Hopes Malaysia saw an opportunity and launched the Tamu Kita Benefit Bags initiative in partnership with HEINEKEN Malaysia. The organisation bought the extra produce from the Kota Belud farmers with funds from the HEINEKEN Cares campaign and distributed them to those impacted by the pandemic.

Renuka Indrarajah, Corporate Affairs & Legal Director for HEINEKEN Malaysia says, “We are proud of what Hopes Malaysia have achieved, and we would like to extend our gratitude and appreciation for giving us an opportunity to work hand in hand.

Farming against poverty

This initiative was part of our HEINEKEN Cares programme, where we partnered with eight civil society organisations and successfully delivered 255,000 meals to communities in need in 2021. All of us at HEINEKEN Malaysia look forward to continue fostering meaningful partnerships and effectively playing our role in the communities we serve.”

Through this initiative, Hopes Malaysia successfully funded the purchase of fresh produce from the farmers consistently for four months, which had improved up to 50% of the farmers’ monthly household income at the same time distributed more than 50,000 kg of produce to vulnerable communities throughout Sabah. The initiative has also enhanced food security for its beneficiaries while ensuring no crops were wasted.

Sam Lee says, “We would like to extend our gratitude to HEINEKEN Malaysia and we hope that more corporate businesses will see our value in developing Sabah’s rural communities towards practical and sustainable change.

“These communities are in urgent need of basic necessities and food security. Hence, we aim to empower villagers with sustainable long-term benefits and gradually break through the poverty cycle.”
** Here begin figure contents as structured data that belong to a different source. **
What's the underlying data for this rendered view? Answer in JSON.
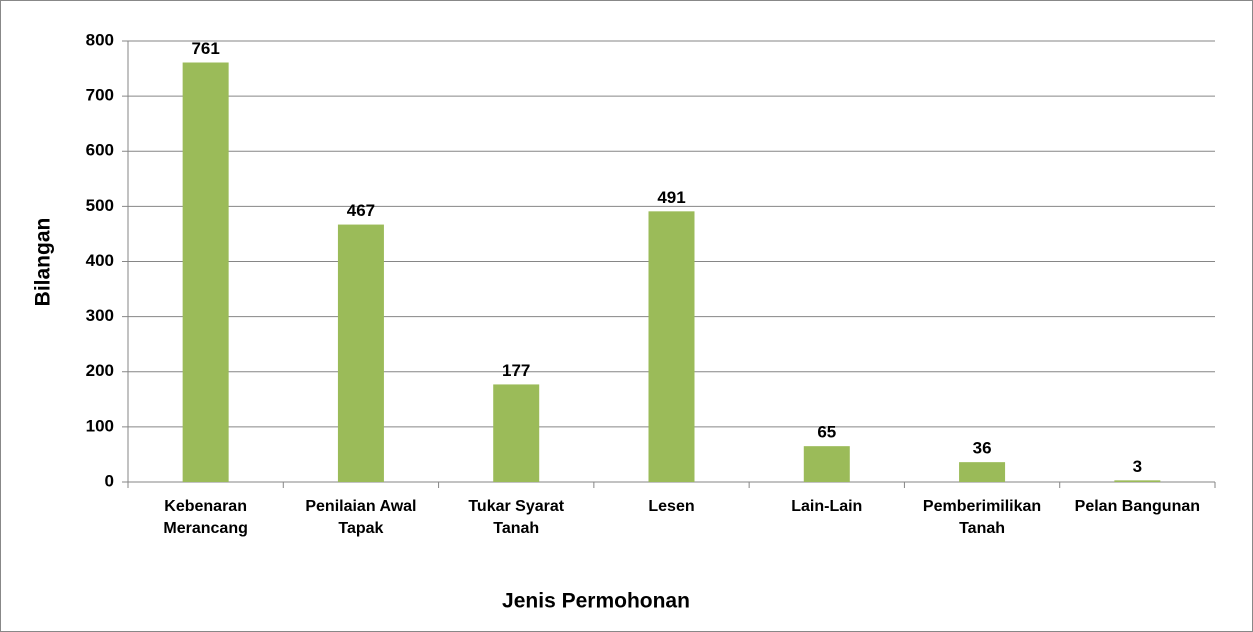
{
  "chart_data": {
    "type": "bar",
    "x_label": "Jenis Permohonan",
    "y_label": "Bilangan",
    "categories": [
      "Kebenaran Merancang",
      "Penilaian Awal Tapak",
      "Tukar Syarat Tanah",
      "Lesen",
      "Lain-Lain",
      "Pemberimilikan Tanah",
      "Pelan Bangunan"
    ],
    "values": [
      761,
      467,
      177,
      491,
      65,
      36,
      3
    ],
    "color": "#9bbb59",
    "ylim": [
      0,
      800
    ],
    "yticks": [
      0,
      100,
      200,
      300,
      400,
      500,
      600,
      700,
      800
    ],
    "grid": true
  }
}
Hopes Malaysia places high value in their CSR partnerships to create a lasting, sustainable impact for the underprivileged.

By focusing on crucial SDG goals within this Decade of Action, Hopes Malaysia aims to work together with like-minded organisations to make an impactful, sustainable and long-term change that improves the quality of rural life for generations, bridging the poverty gap in Malaysia.